8. Add the IP of a stable DNS server to the /etc/resolv.conf file. You can use Google’s Ips: 8.8.8.8 or 8.8.4.4 or OpenDNS ips: 208.67.222.222 or 208.67.222.220

Most times your ISP provides a resolver IP already – but you can always change to your preferred ones.

[[email protected] ~]# cat /etc/resolv.conf

# Generated by NetworkManager

search openstacklocal example.com

#nameserver 213.186.33.99

nameserver 127.0.0.1

nameserver 8.8.8.8

9. Check the configuration and zone files:

To check configratuion file, use the command below. It should display no message if configs are fine

[[email protected] ~]# named-checkconf

To check zone files, use named-checkzone command as follows:

[[email protected] ~]# named-checkzone example.co.ke /var/named/example.co.ke.db

zone example.co.ke/IN: loaded serial 1

OK

[[email protected] ~]# named-checkzone 0.114.167.in-addr.arpa /var/named/167.114.169.229.db

zone 0.114.167.in-addr.arpa/IN: loaded serial 1

OK

10. Restart BIND

[[email protected] ~]# systemctl restart named

10. Test your DNS server

To wrap it up, use dns utilities such as dig, nslookup and host to test your setup. Here’s an example of dig command usage. A successful query has an answer as shown below.
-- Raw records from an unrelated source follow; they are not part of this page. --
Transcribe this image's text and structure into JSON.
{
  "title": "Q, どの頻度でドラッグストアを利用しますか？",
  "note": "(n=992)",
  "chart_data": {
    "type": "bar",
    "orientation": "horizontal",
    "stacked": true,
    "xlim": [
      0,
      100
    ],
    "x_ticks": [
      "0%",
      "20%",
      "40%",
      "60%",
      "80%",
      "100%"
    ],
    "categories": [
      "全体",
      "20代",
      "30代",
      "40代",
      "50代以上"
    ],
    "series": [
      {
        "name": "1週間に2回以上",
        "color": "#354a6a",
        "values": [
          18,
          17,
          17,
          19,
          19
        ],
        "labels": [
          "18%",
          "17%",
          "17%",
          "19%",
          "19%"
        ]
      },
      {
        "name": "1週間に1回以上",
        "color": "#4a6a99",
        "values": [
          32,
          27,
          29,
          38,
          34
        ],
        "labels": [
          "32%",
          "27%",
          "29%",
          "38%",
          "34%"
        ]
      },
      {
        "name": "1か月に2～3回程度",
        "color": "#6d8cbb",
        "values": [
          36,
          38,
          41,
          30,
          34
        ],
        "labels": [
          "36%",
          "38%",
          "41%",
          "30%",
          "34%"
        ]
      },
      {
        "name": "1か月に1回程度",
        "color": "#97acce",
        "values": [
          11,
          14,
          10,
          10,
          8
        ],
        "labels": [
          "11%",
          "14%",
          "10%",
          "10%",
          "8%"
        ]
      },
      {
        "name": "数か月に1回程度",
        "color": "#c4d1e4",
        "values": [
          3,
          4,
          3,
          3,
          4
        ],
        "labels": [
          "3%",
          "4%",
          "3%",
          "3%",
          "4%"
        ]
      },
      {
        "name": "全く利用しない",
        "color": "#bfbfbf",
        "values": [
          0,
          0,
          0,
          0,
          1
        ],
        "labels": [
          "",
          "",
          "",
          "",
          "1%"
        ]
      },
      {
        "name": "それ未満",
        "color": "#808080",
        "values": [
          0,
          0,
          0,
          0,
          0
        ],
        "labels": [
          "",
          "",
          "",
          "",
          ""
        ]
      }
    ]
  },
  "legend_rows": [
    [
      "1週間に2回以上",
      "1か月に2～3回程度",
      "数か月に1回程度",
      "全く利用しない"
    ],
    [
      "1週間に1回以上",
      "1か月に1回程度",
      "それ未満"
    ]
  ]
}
[[email protected] ~]# dig @167.114.169.229 www.example.co.ke

; <<>> DiG 9.9.4-RedHat-9.9.4-72.el7 <<>> @167.114.169.229 www.example.co.ke

; (1 server found)

;; global options: +cmd

;; Got answer:

;; ->>HEADER<<- opcode: QUERY, status: NOERROR, id: 20750

;; flags: qr aa rd ra; QUERY: 1, ANSWER: 2, AUTHORITY: 2, ADDITIONAL: 3

---------------------------some output has been truncated -----------------

Try running other commands like the one below within your DNS server and Outside.

[[email protected] ~]# nslookup example.co.ke

5 Comments

  1. I absolutely love your blog and find the majority of your post’s to be just what I’m looking for.

    Does one offer guest writers to write content to suit your needs?
    I wouldn’t mind writing a post or elaborating on some of the subjects you write regarding here.
    Again, awesome weblog!

  2. Excellent post. I was checking constantly this weblog and I am impressed!
    Extremely useful info specially the ultimate phase :
    ) I maintain such info much. I was looking for this
    particular information for a very lengthy time. Thank you and best of luck.

  3. Very good written information. It will be valuable to anybody who employess it, as well as yours truly :). Keep up the good work – for sure i will check out more posts.

Leave a Reply

Your email address will not be published.